While most computations of ordinary multinomial coefficients for the following case require recursive summations, I found here a closed-form solution:
$$(1+x+x^2+\cdots+x^q)^L = \sum_{a \geq 0} \binom{L}{a}_q x^a,$$
where
$$\binom{L}{a}_q = \sum_{j=0}^{\lfloor a/(q+1) \rfloor} (-1)^j \binom{L}{j} \binom{a-j(q+1)+L-1}{L-1}.$$
with $\binom{L}{a}_1 = \binom{L}{a}$ (being the usual binomial coefficient) and $\binom{L}{a}_q = 0$ for all $a > qL.$
By the nature of multinomial coefficients, and evidenced by generalized Pascal triangles, we know that the coefficients rise monotonically to a maximum located at or near $a=\frac{qL}{2}$ depending on the parity of $qL.$
QUESTION: How do we prove the above statement? I'd like to be able to show, for example, that
$$\binom{L}{a+1}_q / \binom{L}{a}_q > 1 \forall a \in [0,qL/2-1]$$
and similarly
$$\binom{L}{a+1}_q / \binom{L}{a}_q < 1 \forall a \in [qL/2,qL].$$
Ideas? I have tried computing the quotients above directly from the definition of $\binom{L}{a}_q$ above but it is very messy and I am never able to get to a point that I can prove unequivocally the existence and nature of this global maximum.

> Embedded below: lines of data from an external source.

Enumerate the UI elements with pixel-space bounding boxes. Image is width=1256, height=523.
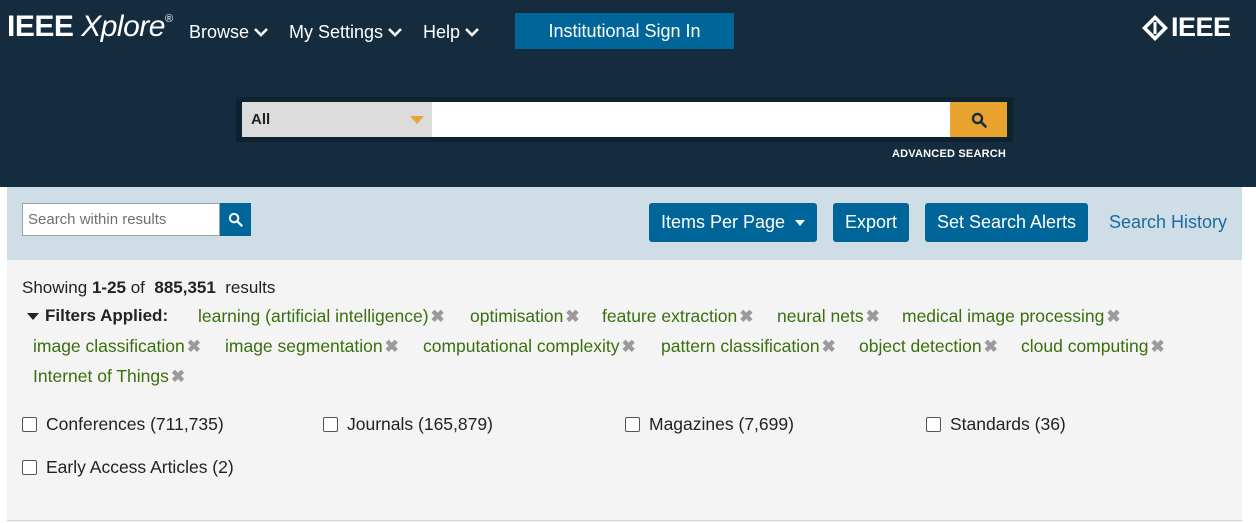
filter-chip: image segmentation ✖	[225, 336, 399, 357]
checkbox[interactable]	[625, 417, 640, 432]
chevron-down-icon	[388, 28, 402, 37]
caret-down-icon	[410, 116, 424, 124]
showing-prefix: Showing	[22, 278, 88, 297]
filter-chip: computational complexity ✖	[423, 336, 636, 357]
content-type-conferences[interactable]: Conferences (711,735)	[22, 414, 224, 435]
content-type-early-access[interactable]: Early Access Articles (2)	[22, 457, 234, 478]
remove-filter-icon[interactable]: ✖	[739, 307, 753, 327]
showing-of: of	[130, 278, 145, 297]
divider	[7, 520, 1242, 521]
search-within-input[interactable]	[22, 203, 220, 236]
filter-label: object detection	[859, 336, 982, 356]
content-type-label: Early Access Articles (2)	[46, 457, 234, 477]
content-type-label: Standards (36)	[950, 414, 1066, 434]
nav-my-settings[interactable]: My Settings	[289, 22, 403, 43]
filter-label: image classification	[33, 336, 185, 356]
filter-chip: feature extraction ✖	[602, 306, 753, 327]
nav-help[interactable]: Help	[423, 22, 480, 43]
results-total: 885,351	[154, 278, 216, 297]
content-type-label: Conferences (711,735)	[46, 414, 224, 434]
search-button[interactable]	[950, 102, 1007, 137]
filter-chip: medical image processing ✖	[902, 306, 1121, 327]
filter-label: computational complexity	[423, 336, 620, 356]
filter-label: learning (artificial intelligence)	[198, 306, 429, 326]
remove-filter-icon[interactable]: ✖	[187, 337, 201, 357]
set-search-alerts-button[interactable]: Set Search Alerts	[925, 203, 1088, 242]
caret-down-icon	[795, 219, 806, 226]
results-panel	[7, 260, 1242, 522]
content-type-journals[interactable]: Journals (165,879)	[323, 414, 493, 435]
ieee-logo-text: IEEE	[1171, 12, 1231, 42]
filter-chip: neural nets ✖	[777, 306, 880, 327]
filter-label: optimisation	[470, 306, 564, 326]
remove-filter-icon[interactable]: ✖	[866, 307, 880, 327]
filter-label: feature extraction	[602, 306, 738, 326]
remove-filter-icon[interactable]: ✖	[1150, 337, 1164, 357]
caret-down-icon	[27, 312, 39, 320]
search-scope-value: All	[251, 111, 271, 128]
nav-my-settings-label: My Settings	[289, 22, 384, 42]
filter-chip: cloud computing ✖	[1021, 336, 1165, 357]
remove-filter-icon[interactable]: ✖	[621, 337, 635, 357]
filters-applied-toggle[interactable]: Filters Applied:	[27, 306, 168, 326]
content-type-label: Journals (165,879)	[347, 414, 493, 434]
items-per-page-label: Items Per Page	[660, 212, 786, 232]
filters-applied-label: Filters Applied:	[45, 306, 169, 325]
filter-chip: optimisation ✖	[470, 306, 580, 327]
checkbox[interactable]	[22, 417, 37, 432]
content-type-label: Magazines (7,699)	[649, 414, 794, 434]
checkbox[interactable]	[323, 417, 338, 432]
nav-browse[interactable]: Browse	[189, 22, 269, 43]
filter-chip: image classification ✖	[33, 336, 201, 357]
chevron-down-icon	[465, 28, 479, 37]
filter-chip: learning (artificial intelligence) ✖	[198, 306, 445, 327]
chevron-down-icon	[254, 28, 268, 37]
filter-label: neural nets	[777, 306, 864, 326]
brand-registered: ®	[164, 13, 173, 25]
filter-chip: object detection ✖	[859, 336, 998, 357]
search-history-link[interactable]: Search History	[1109, 212, 1227, 233]
filter-chip: pattern classification ✖	[661, 336, 836, 357]
ieee-xplore-logo[interactable]: IEEE Xplore®	[7, 10, 173, 44]
ieee-diamond-icon	[1142, 14, 1168, 41]
remove-filter-icon[interactable]: ✖	[431, 307, 445, 327]
search-input[interactable]	[432, 102, 950, 137]
search-within-button[interactable]	[220, 203, 251, 236]
filter-label: cloud computing	[1021, 336, 1149, 356]
remove-filter-icon[interactable]: ✖	[171, 367, 185, 387]
ieee-logo[interactable]: IEEE	[1141, 12, 1231, 43]
results-count: Showing 1-25 of 885,351 results	[22, 278, 275, 298]
remove-filter-icon[interactable]: ✖	[565, 307, 579, 327]
filter-label: medical image processing	[902, 306, 1105, 326]
search-icon	[228, 212, 243, 227]
results-range: 1-25	[91, 278, 126, 297]
content-type-standards[interactable]: Standards (36)	[926, 414, 1066, 435]
filter-label: pattern classification	[661, 336, 820, 356]
remove-filter-icon[interactable]: ✖	[984, 337, 998, 357]
remove-filter-icon[interactable]: ✖	[1106, 307, 1120, 327]
export-button[interactable]: Export	[833, 203, 909, 242]
brand-main: IEEE	[7, 10, 74, 43]
remove-filter-icon[interactable]: ✖	[822, 337, 836, 357]
search-icon	[971, 112, 987, 128]
brand-italic: Xplore	[81, 10, 165, 43]
remove-filter-icon[interactable]: ✖	[385, 337, 399, 357]
advanced-search-link[interactable]: ADVANCED SEARCH	[892, 148, 1006, 160]
filter-chip: Internet of Things ✖	[33, 366, 185, 387]
institutional-sign-in-button[interactable]: Institutional Sign In	[515, 13, 734, 49]
items-per-page-button[interactable]: Items Per Page	[649, 203, 817, 242]
checkbox[interactable]	[926, 417, 941, 432]
nav-browse-label: Browse	[189, 22, 250, 42]
nav-help-label: Help	[423, 22, 461, 42]
content-type-magazines[interactable]: Magazines (7,699)	[625, 414, 794, 435]
filter-label: image segmentation	[225, 336, 383, 356]
search-scope-select[interactable]: All	[242, 102, 432, 137]
filter-label: Internet of Things	[33, 366, 169, 386]
showing-suffix: results	[225, 278, 276, 297]
checkbox[interactable]	[22, 460, 37, 475]
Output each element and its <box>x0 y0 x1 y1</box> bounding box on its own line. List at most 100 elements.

Thank you in advance for the help!
Call a polynomial $A(x) = a_0 + a_1x + a_2x^2 + \dots + a_nx^n$ unimodal if there is some $t$ such that for $i<j\leq t$, $a_{i} \leq a_{j}$, and for $t \leq i < j$, $a_{i} \geq a_{j}$; in other words, the coefficients "rise monotonically to a maximum and then decrease monotonically". Call the polynomial $A(x)\;$ symmetric if for all $i$, $a_{i} = a_{n-i}$.
We will prove the following lemma: If $A(x)$ and $B(x)$ are two symmetric unimodal polynomials, then $A(x)B(x)$ is a symmetric unimodal polynomial. To see this, first let
$$A(x) = \sum_{i=0}^{m}a_{i}x^{i}$$
$$B(x) = \sum_{j=0}^{n}b_{j}x^{j}$$
Let $r = \lfloor m/2 \rfloor$ and $s = \lfloor n/2 \rfloor$. Then, we can rewrite the above polynomials in the following form:
$$A(x) = \sum_{i=0}^{r}(a_{i}-a_{i-1})(x^{i} + x^{i+1} + \dots + x^{m-i})$$
$$B(x) = \sum_{j=0}^{r}(b_{j}-b_{j-1})(x^{j} + x^{j+1} + \dots + x^{n-j})$$
It follows that
$$A(x)B(x) = \sum_{i=0}^{r}\sum_{j=0}^{s}(a_{i}-a_{i-1})(b_{j}-b_{j-1})(x^{i} + \dots + x^{m-i})(x^{j} + \dots + x^{n-j})$$
Now, note that each term of this sum is a symmetric, unimodal polynomial centered around $x^{(m+n)/2}$. Therefore the sum $A(x)B(x)$ itself is a symmetric, unimodal polynomial centered around $x^{(m+n)/2}$, as desired.
Since the polynomial $(1+x+x^2 + \dots + x^q)$ is symmetric and unimodal, by repeatedly applying this lemma, it follows that $(1+x+x^2 + \dots + x^q)^L$ is symmetric and unimodal, as desired.
Note: unimodal sequences are a well-studied topic in combinatorics. If you're interested in learning more, I recommend the paper "Log-Concave and Unimodal Sequences in Algebra, Combinatorics, and Geometry" by Richard Stanley (can be found here). The lemma and proof above appear as Proposition 1 in that paper, along with many other interesting ways to prove sequences are unimodal.